Parameter	Description	Request part	Required
`X-WallarmApi-Token`	API token with the Global Administrator's permissions.	Header	Yes, when sending a request from your own API client
`name`	Tenant's name.	Body	Yes
`vuln_prefix`	Vulnerability prefix Wallarm will use for vulnerability tracking and association with the tenant. The prefix must contain four capital letters or numbers and be related to a tenant's name, e.g.: `TNNT` for the tenant `Tenant`.	Body	Yes
`partner_uuid`	Main tenant UUID received when creating a global account.	Body	Yes

Show an example of the request sent from your own API client

US CloudEU Cloud

curl -v -X POST "https://us1.api.wallarm.com/v1/objects/client/create" -H "X-WallarmApi-Token: <YOUR_TOKEN>" -H "accept: application/json" -H "Content-Type: application/json" -d "{ \"name\": \"Tenant\", \"vuln_prefix\": \"TNNT\", \"partner_uuid\": \"YOUR_PARTNER_UUID\"}"

curl -v -X POST "https://api.wallarm.com/v1/objects/client/create" -H "X-WallarmApi-Token: <YOUR_TOKEN>" -H "accept: application/json" -H "Content-Type: application/json" -d "{ \"name\": \"Tenant\", \"vuln_prefix\": \"TNNT\", \"partner_uuid\": \"YOUR_PARTNER_UUID\"}"

Show an example of the response

{
"status":200,
"body": {
    "id":10110,
    "name":"Tenant 1",
    "components":["waf"],
    "vuln_prefix":"TNTST",
    ...
    "uuid":"11111111-1111-1111-1111-111111111111",
    ...
    }
}

Copy the value of the uuid parameter from the response to the request. The parameter will be used when linking tenant's traffic to the tenant account.

Created tenants will be displayed in Wallarm Console for global users. For example, Tenant 1 and Tenant 2:

Step 3: Associate specific traffic with your tenant¶

When to configure?

This configuration is performed during the node deployment and only if the traffic of all tenants is processed or will be processed by only one Wallarm node.

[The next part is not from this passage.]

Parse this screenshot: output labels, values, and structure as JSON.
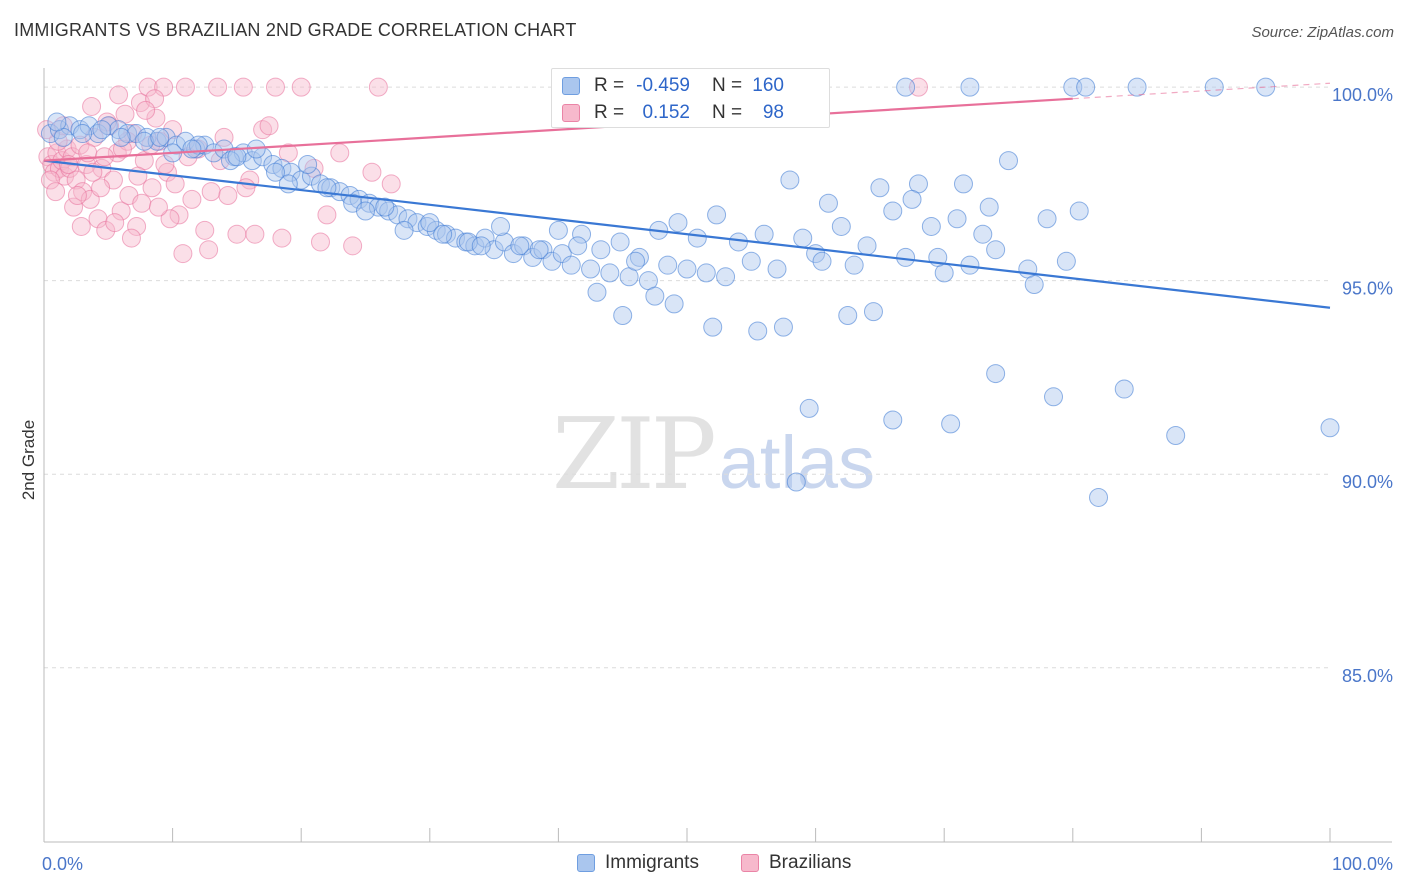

If a separate node processes each tenant's traffic, please skip this step and proceed to node deployment and configuration.

To provide Wallarm Cloud with the information about which traffic should be displayed under which tenant account, we need to associate the specific traffic with the created tenant. To do this, include the tenant in the NGINX configuration file using its uuid (obtained in Step 3) as the value for the wallarm_partner_client_uuid directive. For example:

server {
  server_name  tenant1.com;
  wallarm_partner_client_uuid 11111111-1111-1111-1111-111111111111;
  ...
}

In the configuration above, the traffic targeting tenant1.com will be associated with the client 11111111-1111-1111-1111-111111111111.

Providing users with access to accounts¶

On the technical tenant account, there are global and regular roles to provide the users with.

Global users will have access to all linked tenant accounts.

Regular users will have access only to the technical tenant account.
On certain tenant accounts, there are only regular roles to provide the users with.

Users will be able to track blocked requests, analyze discovered vulnerabilities, and perform additional configurations of the filtering node within a certain tenant account. Users will be able to add each other on their own if the roles allow this action.

Proceed to the multi-tenant node deployment and configuration →

Deactivating and activating tenant accounts in Wallarm Console¶

In Wallarm Console, the user with the Global administrator role can deactivate tenant accounts linked to the global account this administrator serves. When the tenant account is deactivated:

Users of this tenant account has no access to Wallarm Console.
Filtering node(s) installed on this tenant level will stop traffic processing.

Deactivated accounts are not deleted and can be activated again.

To deactivate a tenant account, in the tenant selector, from the tenant menu, select Deactivate, then confirm. The tenant account will be deactivated and hidden from the tenant list.

To activate previously deactivated tenant account, in the tenant selector, click Show deactivated tenants, then select Activate for your tenant.